The objective of TORSA (transoral sleep apnea) surgery is to increase the size of the air space leading from the mouth to the trachea. This can include removal of the tonsils, adenoids, uvula and edge of the palate, and/or part of the base of the tongue (lingual tonsils). When removal of the lingual tonsils is necessary, it can be removed in one of two ways. If the lingual tonsil tissue is large along the back of the tongue, it is shaved in a side-to-side direction [Figure 1]. If the tongue is exceedingly large compared to the size of the throat, it is reduced by resecting tissue in the midline [Figure 2]. Quantitative studies of patient outcomes are not yet available.

The apnea–hypopnea index (AHI), the number of breathing obstructions or near-obstructions per hour of sleep, is one common way to measure the degree of a patient's sleep apnea. The higher the number, the worse the breathing during sleep. In a 2016 study of 75 patients, the average decrease in AHI post-TORS was 45%. Another 2016 study found an average AHI reduction of 51% in 11 patients. Researchers have also investigated the effect of TORS surgery for obstructive sleep apnea on swallowing function. A 2015 study of 78 patients found that oral feeding was resumed on average 1.05 days post-operatively, and not a single patient complained of long-term swallowing difficulty.

==Outcomes==
TORS procedures offer many advantages to the alternative surgical techniques of open surgical resection and conventional endoscopic surgery. The current literature indicates that the TORS technique results in less blood loss, shorter hospital stays, and lower complication rates than open surgery. It may result in a reduction of the rate of tracheostomy, while the indication for tracheostomy is still a matter of debate.

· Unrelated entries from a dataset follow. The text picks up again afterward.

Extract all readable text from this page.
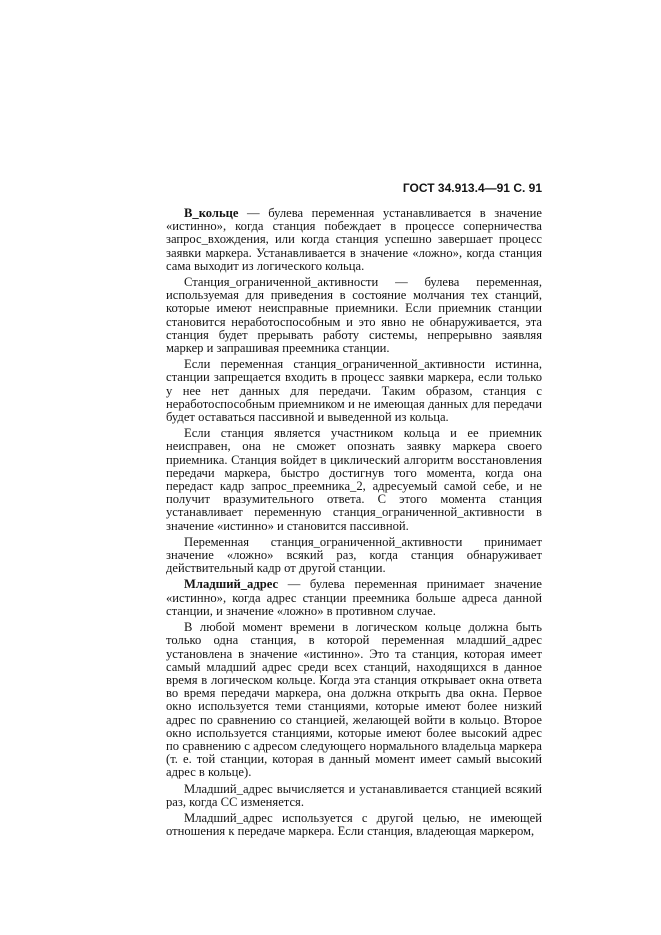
ГОСТ 34.913.4—91 С. 91

В_кольце — булева переменная устанавливается в значение «истинно», когда станция побеждает в процессе соперничества запрос_вхождения, или когда станция успешно завершает процесс заявки маркера. Устанавливается в значение «ложно», когда станция сама выходит из логического кольца.

Станция_ограниченной_активности — булева переменная, используемая для приведения в состояние молчания тех станций, которые имеют неисправные приемники. Если приемник станции становится неработоспособным и это явно не обнаруживается, эта станция будет прерывать работу системы, непрерывно заявляя маркер и запрашивая преемника станции.

Если переменная станция_ограниченной_активности истинна, станции запрещается входить в процесс заявки маркера, если только у нее нет данных для передачи. Таким образом, станция с неработоспособным приемником и не имеющая данных для передачи будет оставаться пассивной и выведенной из кольца.

Если станция является участником кольца и ее приемник неисправен, она не сможет опознать заявку маркера своего приемника. Станция войдет в циклический алгоритм восстановления передачи маркера, быстро достигнув того момента, когда она передаст кадр запрос_преемника_2, адресуемый самой себе, и не получит вразумительного ответа. С этого момента станция устанавливает переменную станция_ограниченной_активности в значение «истинно» и становится пассивной.

Переменная станция_ограниченной_активности принимает значение «ложно» всякий раз, когда станция обнаруживает действительный кадр от другой станции.

Младший_адрес — булева переменная принимает значение «истинно», когда адрес станции преемника больше адреса данной станции, и значение «ложно» в противном случае.

В любой момент времени в логическом кольце должна быть только одна станция, в которой переменная младший_адрес установлена в значение «истинно». Это та станция, которая имеет самый младший адрес среди всех станций, находящихся в данное время в логическом кольце. Когда эта станция открывает окна ответа во время передачи маркера, она должна открыть два окна. Первое окно используется теми станциями, которые имеют более низкий адрес по сравнению со станцией, желающей войти в кольцо. Второе окно используется станциями, которые имеют более высокий адрес по сравнению с адресом следующего нормального владельца маркера (т. е. той станции, которая в данный момент имеет самый высокий адрес в кольце).

Младший_адрес вычисляется и устанавливается станцией всякий раз, когда СС изменяется.

Младший_адрес используется с другой целью, не имеющей отношения к передаче маркера. Если станция, владеющая маркером,
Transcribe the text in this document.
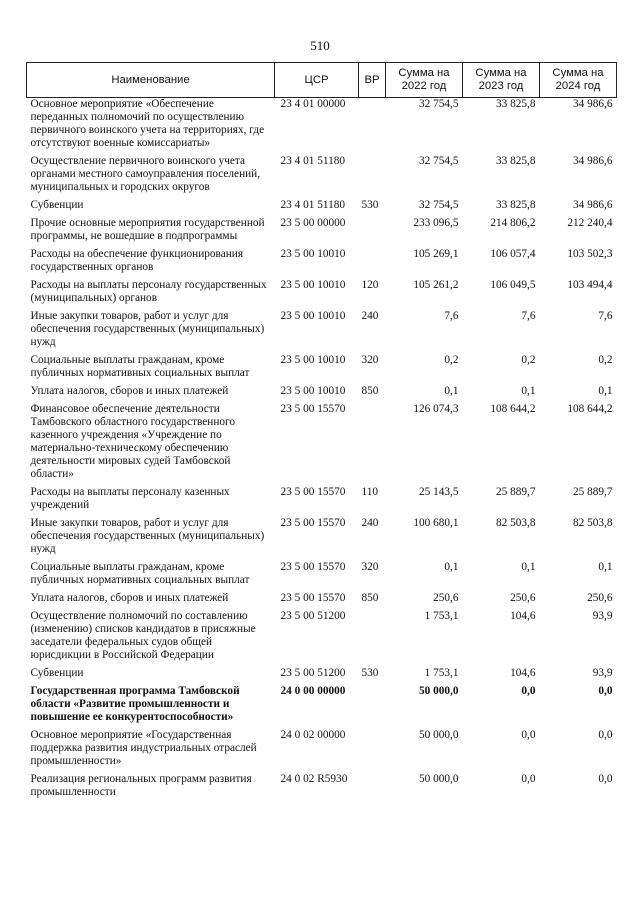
510
Наименование	ЦСР	ВР	Сумма на 2022 год	Сумма на 2023 год	Сумма на 2024 год
Основное мероприятие «Обеспечение переданных полномочий по осуществлению первичного воинского учета на территориях, где отсутствуют военные комиссариаты»	23 4 01 00000		32 754,5	33 825,8	34 986,6
Осуществление первичного воинского учета органами местного самоуправления поселений, муниципальных и городских округов	23 4 01 51180		32 754,5	33 825,8	34 986,6
Субвенции	23 4 01 51180	530	32 754,5	33 825,8	34 986,6
Прочие основные мероприятия государственной программы, не вошедшие в подпрограммы	23 5 00 00000		233 096,5	214 806,2	212 240,4
Расходы на обеспечение функционирования государственных органов	23 5 00 10010		105 269,1	106 057,4	103 502,3
Расходы на выплаты персоналу государственных (муниципальных) органов	23 5 00 10010	120	105 261,2	106 049,5	103 494,4
Иные закупки товаров, работ и услуг для обеспечения государственных (муниципальных) нужд	23 5 00 10010	240	7,6	7,6	7,6
Социальные выплаты гражданам, кроме публичных нормативных социальных выплат	23 5 00 10010	320	0,2	0,2	0,2
Уплата налогов, сборов и иных платежей	23 5 00 10010	850	0,1	0,1	0,1
Финансовое обеспечение деятельности Тамбовского областного государственного казенного учреждения «Учреждение по материально-техническому обеспечению деятельности мировых судей Тамбовской области»	23 5 00 15570		126 074,3	108 644,2	108 644,2
Расходы на выплаты персоналу казенных учреждений	23 5 00 15570	110	25 143,5	25 889,7	25 889,7
Иные закупки товаров, работ и услуг для обеспечения государственных (муниципальных) нужд	23 5 00 15570	240	100 680,1	82 503,8	82 503,8
Социальные выплаты гражданам, кроме публичных нормативных социальных выплат	23 5 00 15570	320	0,1	0,1	0,1
Уплата налогов, сборов и иных платежей	23 5 00 15570	850	250,6	250,6	250,6
Осуществление полномочий по составлению (изменению) списков кандидатов в присяжные заседатели федеральных судов общей юрисдикции в Российской Федерации	23 5 00 51200		1 753,1	104,6	93,9
Субвенции	23 5 00 51200	530	1 753,1	104,6	93,9
Государственная программа Тамбовской области «Развитие промышленности и повышение ее конкурентоспособности»	24 0 00 00000		50 000,0	0,0	0,0
Основное мероприятие «Государственная поддержка развития индустриальных отраслей промышленности»	24 0 02 00000		50 000,0	0,0	0,0
Реализация региональных программ развития промышленности	24 0 02 R5930		50 000,0	0,0	0,0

===TORS as a cancer treatment===

In a study including data from 410 patients. This study demonstrated 91.8% 2-year locoregional control of the cancer, and 94.5% 2-year disease-specific survival. These numbers are similar to those of other head and neck cancer treatment options. A separate study of 62 patients found that 69% resumed oral intake prior to discharge, and 83% within two weeks.

===Complications===

Many studies have evaluated TORS patient outcomes and have found complications in 10-25% of cases. Most of these are minor, including dehydration, tooth injury, minor bleeding, dysphagia, dysgeusia, tongue numbness and uncontrolled pain. Fewer patients develop major complications, which include hemorrhage, deep venous thrombosis, pneumonia, pulmonary embolism, asphyxia or death.